C’è chi viaggia per imparare le lingue, chi per conoscere
nuove culture, chi per conoscere l’arte e poi ci sono io. Io viaggio per
mangiare.
Per chiarezza, non sdegno nessuna delle altre motivazioni
sopra elencate, solo che sono profondamente convinto che la più profonda e vera
espressione della cultura di un popolo sia la sua cucina.
Se la lingua è assoggettata a regole, l’arte è dettata dal
volere dei magnate e le culture sono spesso influenzate dalla politica, la
cucina è invece libera e sovrana.
I miei viaggi sono quindi fondamentalmente dei percorsi
gastronomici, a volte estremamente vari, altre volte monotematici.
L’ultima spedizione di questo tipo è stata a Valencia, per
assaggiare quanta più paella possibile.
Checché se ne dica a Valencia non si mangia solo la paella “Valenciana”

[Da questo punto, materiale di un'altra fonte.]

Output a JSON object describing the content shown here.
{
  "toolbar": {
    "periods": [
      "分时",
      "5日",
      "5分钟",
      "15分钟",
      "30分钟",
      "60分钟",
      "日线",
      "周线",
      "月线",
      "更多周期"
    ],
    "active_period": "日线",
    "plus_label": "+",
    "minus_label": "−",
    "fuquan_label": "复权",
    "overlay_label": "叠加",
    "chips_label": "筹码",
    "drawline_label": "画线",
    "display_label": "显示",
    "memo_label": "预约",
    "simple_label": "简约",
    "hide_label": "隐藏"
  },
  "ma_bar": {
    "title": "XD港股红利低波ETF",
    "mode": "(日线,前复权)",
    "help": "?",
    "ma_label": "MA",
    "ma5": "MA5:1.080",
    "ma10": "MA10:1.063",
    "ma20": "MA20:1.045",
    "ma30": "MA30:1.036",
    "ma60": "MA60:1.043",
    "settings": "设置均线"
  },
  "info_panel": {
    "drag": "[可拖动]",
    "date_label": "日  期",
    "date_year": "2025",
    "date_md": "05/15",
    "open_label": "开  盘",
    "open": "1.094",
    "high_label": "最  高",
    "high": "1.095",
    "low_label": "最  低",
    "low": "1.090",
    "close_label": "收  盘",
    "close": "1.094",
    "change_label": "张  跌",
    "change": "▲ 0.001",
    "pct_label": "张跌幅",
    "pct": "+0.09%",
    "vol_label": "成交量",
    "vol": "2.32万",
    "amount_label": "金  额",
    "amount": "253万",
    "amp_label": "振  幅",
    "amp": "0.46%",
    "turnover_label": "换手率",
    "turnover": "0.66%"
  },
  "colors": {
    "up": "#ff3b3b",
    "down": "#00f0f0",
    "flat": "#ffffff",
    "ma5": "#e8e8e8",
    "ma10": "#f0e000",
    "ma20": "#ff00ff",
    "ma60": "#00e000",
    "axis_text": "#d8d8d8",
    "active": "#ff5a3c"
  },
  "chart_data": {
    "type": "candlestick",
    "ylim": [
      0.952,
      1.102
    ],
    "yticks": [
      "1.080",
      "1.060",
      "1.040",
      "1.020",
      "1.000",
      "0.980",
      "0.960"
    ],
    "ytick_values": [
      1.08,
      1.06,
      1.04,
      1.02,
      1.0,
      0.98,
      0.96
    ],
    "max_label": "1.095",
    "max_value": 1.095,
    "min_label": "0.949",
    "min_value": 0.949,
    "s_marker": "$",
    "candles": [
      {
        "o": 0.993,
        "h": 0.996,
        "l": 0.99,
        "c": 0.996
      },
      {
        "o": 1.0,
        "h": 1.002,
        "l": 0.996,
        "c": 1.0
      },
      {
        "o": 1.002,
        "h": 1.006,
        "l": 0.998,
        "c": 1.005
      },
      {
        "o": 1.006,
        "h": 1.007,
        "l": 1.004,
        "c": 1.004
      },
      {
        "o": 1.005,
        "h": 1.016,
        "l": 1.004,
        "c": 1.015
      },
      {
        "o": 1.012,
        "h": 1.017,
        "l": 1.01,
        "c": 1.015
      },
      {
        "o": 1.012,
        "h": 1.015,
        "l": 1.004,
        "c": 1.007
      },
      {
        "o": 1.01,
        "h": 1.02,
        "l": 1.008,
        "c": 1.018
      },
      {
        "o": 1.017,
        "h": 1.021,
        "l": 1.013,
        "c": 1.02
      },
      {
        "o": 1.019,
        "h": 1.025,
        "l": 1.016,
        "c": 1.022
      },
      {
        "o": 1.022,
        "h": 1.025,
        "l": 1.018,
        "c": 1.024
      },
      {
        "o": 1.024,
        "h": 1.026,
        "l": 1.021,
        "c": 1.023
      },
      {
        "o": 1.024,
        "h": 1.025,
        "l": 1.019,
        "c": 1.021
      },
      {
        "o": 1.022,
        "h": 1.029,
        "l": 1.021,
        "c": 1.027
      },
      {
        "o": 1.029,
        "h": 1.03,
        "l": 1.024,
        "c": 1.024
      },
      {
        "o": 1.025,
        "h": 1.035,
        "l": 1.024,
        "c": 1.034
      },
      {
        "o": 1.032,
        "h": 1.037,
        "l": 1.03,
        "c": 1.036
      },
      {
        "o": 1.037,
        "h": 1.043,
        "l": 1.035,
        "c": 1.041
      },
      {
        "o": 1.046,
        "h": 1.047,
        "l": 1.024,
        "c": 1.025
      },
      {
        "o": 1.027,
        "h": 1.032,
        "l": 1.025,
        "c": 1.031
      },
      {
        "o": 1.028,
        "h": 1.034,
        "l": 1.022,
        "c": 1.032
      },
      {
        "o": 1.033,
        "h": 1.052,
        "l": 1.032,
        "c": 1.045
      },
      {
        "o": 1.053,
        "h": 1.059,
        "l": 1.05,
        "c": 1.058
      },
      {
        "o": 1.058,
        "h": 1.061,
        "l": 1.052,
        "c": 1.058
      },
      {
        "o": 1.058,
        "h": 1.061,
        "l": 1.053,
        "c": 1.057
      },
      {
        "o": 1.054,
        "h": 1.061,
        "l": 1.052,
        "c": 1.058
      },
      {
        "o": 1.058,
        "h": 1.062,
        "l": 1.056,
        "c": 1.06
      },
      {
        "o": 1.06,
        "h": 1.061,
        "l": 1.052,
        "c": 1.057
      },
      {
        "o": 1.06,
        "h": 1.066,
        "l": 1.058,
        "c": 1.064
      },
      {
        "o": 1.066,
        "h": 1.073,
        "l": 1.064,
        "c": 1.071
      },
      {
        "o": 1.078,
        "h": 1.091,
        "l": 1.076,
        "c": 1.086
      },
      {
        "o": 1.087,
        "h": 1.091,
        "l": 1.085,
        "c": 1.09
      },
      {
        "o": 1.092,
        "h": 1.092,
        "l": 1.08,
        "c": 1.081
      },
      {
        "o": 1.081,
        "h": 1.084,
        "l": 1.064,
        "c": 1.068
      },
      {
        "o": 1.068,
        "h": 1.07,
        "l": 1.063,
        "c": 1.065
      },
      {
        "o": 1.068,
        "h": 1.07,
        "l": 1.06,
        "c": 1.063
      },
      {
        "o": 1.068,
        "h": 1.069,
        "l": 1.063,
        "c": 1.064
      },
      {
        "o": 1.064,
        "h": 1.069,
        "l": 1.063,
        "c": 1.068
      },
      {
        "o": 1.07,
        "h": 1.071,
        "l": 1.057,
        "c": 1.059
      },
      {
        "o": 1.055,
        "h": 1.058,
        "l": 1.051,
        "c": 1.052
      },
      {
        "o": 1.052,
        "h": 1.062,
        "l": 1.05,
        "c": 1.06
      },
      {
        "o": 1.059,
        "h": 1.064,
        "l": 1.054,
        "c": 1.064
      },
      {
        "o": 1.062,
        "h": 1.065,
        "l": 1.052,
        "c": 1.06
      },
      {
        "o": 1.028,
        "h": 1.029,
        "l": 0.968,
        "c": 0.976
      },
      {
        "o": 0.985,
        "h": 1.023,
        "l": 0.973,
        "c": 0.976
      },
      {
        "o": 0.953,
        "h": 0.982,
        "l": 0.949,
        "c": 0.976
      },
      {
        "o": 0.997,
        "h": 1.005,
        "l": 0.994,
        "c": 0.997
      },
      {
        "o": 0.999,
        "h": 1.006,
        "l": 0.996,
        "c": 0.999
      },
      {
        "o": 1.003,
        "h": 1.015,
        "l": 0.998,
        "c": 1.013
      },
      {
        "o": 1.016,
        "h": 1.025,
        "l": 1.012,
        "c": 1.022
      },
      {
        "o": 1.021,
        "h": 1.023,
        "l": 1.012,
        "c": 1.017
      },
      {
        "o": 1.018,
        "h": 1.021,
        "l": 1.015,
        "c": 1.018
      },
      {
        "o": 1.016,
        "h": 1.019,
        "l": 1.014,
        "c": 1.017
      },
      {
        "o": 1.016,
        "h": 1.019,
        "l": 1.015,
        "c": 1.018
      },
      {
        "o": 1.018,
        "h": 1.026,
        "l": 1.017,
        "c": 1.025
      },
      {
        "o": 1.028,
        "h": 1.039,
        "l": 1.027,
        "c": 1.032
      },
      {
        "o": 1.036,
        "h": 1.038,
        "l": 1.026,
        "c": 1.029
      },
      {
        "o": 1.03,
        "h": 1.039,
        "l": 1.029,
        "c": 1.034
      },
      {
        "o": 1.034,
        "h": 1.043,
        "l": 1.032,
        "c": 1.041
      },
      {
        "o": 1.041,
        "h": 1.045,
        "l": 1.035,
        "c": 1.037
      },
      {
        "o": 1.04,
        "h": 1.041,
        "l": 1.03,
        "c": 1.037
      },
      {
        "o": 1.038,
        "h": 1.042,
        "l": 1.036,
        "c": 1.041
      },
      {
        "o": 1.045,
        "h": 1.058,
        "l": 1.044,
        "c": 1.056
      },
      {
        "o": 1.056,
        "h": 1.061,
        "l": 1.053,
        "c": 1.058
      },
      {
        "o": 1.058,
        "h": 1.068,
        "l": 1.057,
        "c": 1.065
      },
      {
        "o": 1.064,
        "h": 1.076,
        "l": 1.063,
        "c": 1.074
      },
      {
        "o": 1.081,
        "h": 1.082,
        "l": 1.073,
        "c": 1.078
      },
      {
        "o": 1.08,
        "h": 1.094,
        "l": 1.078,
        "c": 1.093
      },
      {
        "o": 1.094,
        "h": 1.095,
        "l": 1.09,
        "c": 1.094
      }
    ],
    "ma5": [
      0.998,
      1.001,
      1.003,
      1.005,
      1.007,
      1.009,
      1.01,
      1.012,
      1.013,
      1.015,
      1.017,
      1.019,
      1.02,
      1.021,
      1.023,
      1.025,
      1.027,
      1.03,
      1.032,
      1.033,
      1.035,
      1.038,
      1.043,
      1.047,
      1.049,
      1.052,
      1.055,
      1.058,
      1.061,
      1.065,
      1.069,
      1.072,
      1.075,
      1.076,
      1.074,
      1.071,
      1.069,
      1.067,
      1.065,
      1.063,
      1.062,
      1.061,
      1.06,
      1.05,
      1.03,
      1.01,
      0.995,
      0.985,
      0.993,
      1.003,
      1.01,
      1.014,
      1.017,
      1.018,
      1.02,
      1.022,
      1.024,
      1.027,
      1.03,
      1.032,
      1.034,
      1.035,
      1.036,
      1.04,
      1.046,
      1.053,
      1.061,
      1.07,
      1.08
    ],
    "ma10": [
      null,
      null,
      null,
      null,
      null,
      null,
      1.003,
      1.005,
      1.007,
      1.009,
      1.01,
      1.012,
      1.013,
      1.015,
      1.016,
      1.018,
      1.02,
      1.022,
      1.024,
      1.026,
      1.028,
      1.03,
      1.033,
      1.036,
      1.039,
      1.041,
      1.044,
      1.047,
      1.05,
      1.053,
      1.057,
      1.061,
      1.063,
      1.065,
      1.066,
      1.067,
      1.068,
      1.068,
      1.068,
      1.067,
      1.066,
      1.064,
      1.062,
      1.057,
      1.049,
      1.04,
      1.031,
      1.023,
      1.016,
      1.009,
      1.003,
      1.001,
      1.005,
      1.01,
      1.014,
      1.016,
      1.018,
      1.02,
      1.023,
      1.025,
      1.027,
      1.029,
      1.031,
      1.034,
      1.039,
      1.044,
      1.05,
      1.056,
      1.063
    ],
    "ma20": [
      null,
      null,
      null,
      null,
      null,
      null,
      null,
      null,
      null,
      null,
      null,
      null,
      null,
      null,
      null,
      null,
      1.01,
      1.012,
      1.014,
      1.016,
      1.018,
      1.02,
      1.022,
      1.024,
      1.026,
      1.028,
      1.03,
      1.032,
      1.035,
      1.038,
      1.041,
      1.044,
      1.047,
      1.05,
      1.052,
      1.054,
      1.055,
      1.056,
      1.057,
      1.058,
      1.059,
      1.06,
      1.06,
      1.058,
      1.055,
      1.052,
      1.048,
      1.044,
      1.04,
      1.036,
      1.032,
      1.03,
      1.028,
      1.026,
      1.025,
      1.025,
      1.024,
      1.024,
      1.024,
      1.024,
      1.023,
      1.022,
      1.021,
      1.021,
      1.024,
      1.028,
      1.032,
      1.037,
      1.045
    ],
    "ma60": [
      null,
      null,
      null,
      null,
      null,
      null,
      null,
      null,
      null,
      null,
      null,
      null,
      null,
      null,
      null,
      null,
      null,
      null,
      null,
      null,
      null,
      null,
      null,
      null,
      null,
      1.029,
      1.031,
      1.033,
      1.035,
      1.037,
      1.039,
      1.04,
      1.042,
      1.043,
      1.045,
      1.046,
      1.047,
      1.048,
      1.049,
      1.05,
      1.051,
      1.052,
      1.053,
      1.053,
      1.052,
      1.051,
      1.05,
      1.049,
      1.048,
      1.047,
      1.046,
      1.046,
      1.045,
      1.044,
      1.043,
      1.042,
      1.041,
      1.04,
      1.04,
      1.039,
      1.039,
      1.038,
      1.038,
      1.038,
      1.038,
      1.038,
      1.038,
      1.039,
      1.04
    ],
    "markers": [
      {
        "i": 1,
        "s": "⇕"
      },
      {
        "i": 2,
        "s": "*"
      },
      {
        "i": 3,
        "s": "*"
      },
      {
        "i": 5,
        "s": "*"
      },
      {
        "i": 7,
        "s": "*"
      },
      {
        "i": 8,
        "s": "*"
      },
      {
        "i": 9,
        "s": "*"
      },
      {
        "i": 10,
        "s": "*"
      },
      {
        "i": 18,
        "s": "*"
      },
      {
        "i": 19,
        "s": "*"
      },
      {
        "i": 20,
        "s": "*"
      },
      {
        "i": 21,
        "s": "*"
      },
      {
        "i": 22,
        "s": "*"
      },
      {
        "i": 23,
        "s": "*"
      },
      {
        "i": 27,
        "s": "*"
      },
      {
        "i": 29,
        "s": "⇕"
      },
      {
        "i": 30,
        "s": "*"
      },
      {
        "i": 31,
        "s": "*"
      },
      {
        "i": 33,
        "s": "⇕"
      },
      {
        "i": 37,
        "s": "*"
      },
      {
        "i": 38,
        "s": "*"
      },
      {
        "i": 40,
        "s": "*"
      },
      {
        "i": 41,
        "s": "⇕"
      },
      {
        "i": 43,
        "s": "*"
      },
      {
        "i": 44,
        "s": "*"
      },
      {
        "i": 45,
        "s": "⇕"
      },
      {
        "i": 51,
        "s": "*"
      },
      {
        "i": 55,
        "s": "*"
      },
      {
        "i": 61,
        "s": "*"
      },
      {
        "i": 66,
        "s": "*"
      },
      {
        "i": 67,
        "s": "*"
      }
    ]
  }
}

ma è possibile trovarne forme e tipologie estremamente diverse: di sola carne,
solo pesce o miste, servite nelle pentole tradizionali o in porzioncine super
contemporanee.
Dopo tanto assaggiare e, chiaramente, tanto bere non dico di
aver trovato la mia ricetta preferita, ma quantomeno ne ho identificata una
versione di grande soddisfazione.
Partiamo dal principio: la padella.
Sono caduto nel cliché della tradizionale, non tanto per
fare il turista piciu che si fa fare il culo in aeroporto per le 4 padelle nel
bagaglio a mano, quanto perché è utile per le corrette proporzioni tra riso e
brodo e la crosta che riesce a far fare è unica… Quantomeno irripetibile con
quelle a fondo alto che ho a casa.
Secondo caposaldo è il riso: il bomba da ricetta, difficile
da trovare, io ho usato un Arborio. Dignitosissimo.
La faccio mista, come noto il pesce da solo non sfama: carne
di pollo, coniglio e salsiccia suina. Vongole o cozze a seconda di quanta
voglia hai di pulirle, gamberi, calamari e le verdure: fagiolini o taccole e
peperoni.
Ci sono due difficoltà principali nella paella: la prima è
bilanciare correttamente il peso di riso e di brodo, la seconda è non girarla.
MAI.
La procedura è estremamente semplice: si preparano gli
ingredienti e il brodo, si rosolano le carni, si aggiunge il riso e le verdure,
si mescola per distribuire omogeneamente e si aggiunge il brodo vegetale
insaporito con acqua dei molluschi e con le teste dei crostacei e colorato con la curcuma. Poi si aspetta
che il brodo si asciughi completamente fino ad iniziare a sentire il profumo
della crosta bruciacchiata. Tutto qui.
Facile? Per un cazzo.
E’ tutto un maledetto gioco di equilibri che non puoi
modificare in corsa, è un treno che una volta lanciato non puoi fermare e a cui
non puoi variare il percorso. E’ un esercizio di stile che prevede di conoscere
perfettamente gli ingredienti, gli strumenti e i sapori in ballo.
Ma quando arrivi a quella consistenza là… Quando il fondo è
croccante, il riso è al punto, le carni sono morbide e il pesce è umido il
giusto… Beh… Sei pronto per un nuovo viaggio.